Volume 19 - 2025 | doi: 10.3389/fnbot.2025.1643919

4D Trajectory Lightweight Prediction Algorithm Based on Knowledge Distillation Technique

Provisionally accepted
Weizhen  TangWeizhen TangJie  DaiJie Dai*Zhousheng  HuangZhousheng HuangBoyang  HaoBoyang HaoWeizheng  XieWeizheng Xie
  • Civil Aviation Flight University of China, Guanghan, China

The final, formatted version of the article will be published soon.
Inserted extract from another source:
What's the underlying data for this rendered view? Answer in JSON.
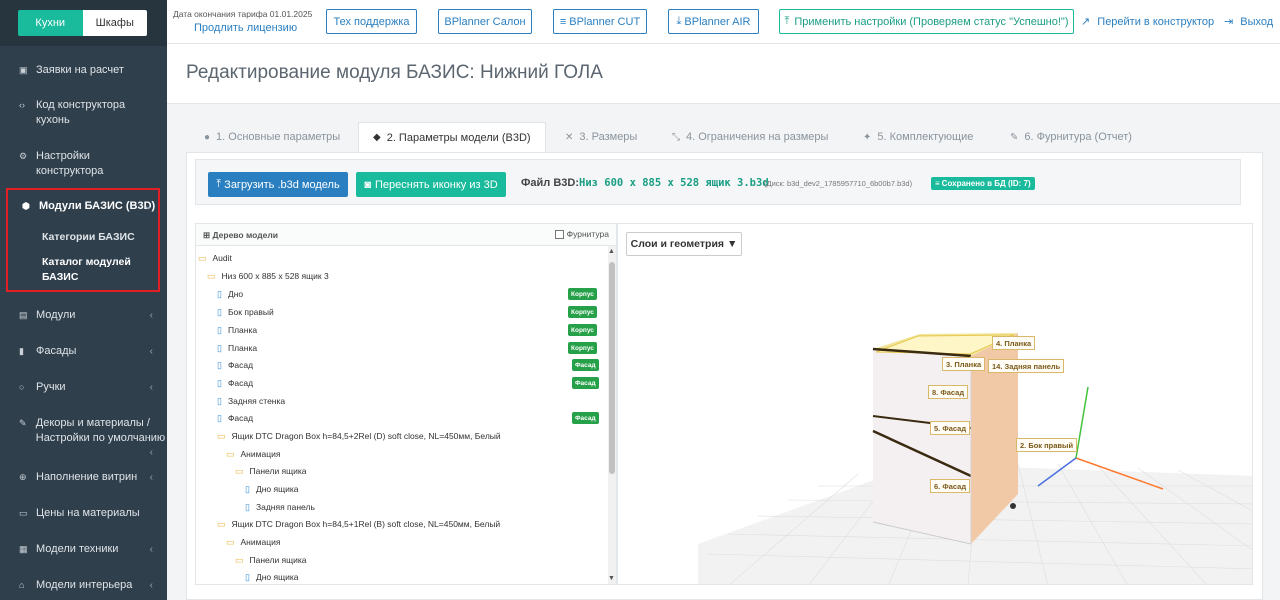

To address the shortcomings of current 4D trajectory prediction—namely limited multi‐factor feature extraction and excessive computational cost—this paper proposes a lightweight 4D trajectory forecasting algorithm based on RCBAM–TCN–LSTM knowledge distillation. Our approach innovatively combines the Residual Convolutional Block Attention Module (RCBAM) for powerful spatial feature extraction with the Temporal Convolutional Network–LSTM (TCN–LSTM) for efficient temporal modeling, and employs a teacher–student distillation framework to achieve both model compression and performance enhancement. We use historical ADS B trajectory data from Zhuhai Jinwan Airport, preprocessing raw trajectories via cubic spline interpolation and a uniform‐step sliding window. The teacher network leverages residual structures and channel‐spatial attention in RCBAM to deeply extract high‐dimensional spatiotemporal features, while the student network integrates dilated causal convolutions and a two‐layer LSTM within a TCN–LSTM architecture. In the distillation phase, RCBAM’s predictions serve as soft labels and actual observations as hard labels, jointly guiding student training so that it inherits the teacher’s distribution knowledge while preserving precise real‐world signals. Experimental results in multi‐step prediction scenarios show that the distilled RCBAM–TCN–LSTM model reduces MAE, RMSE, and MAPE by an average of 40%–60% compared to the original RCBAM and TCN–LSTM, and improves R² by 4%–6%. Crucially, this method achieves significant model lightweighting and real‐time deployability, enabling efficient online air‐traffic monitoring and early warning on standard CPUs and embedded devices.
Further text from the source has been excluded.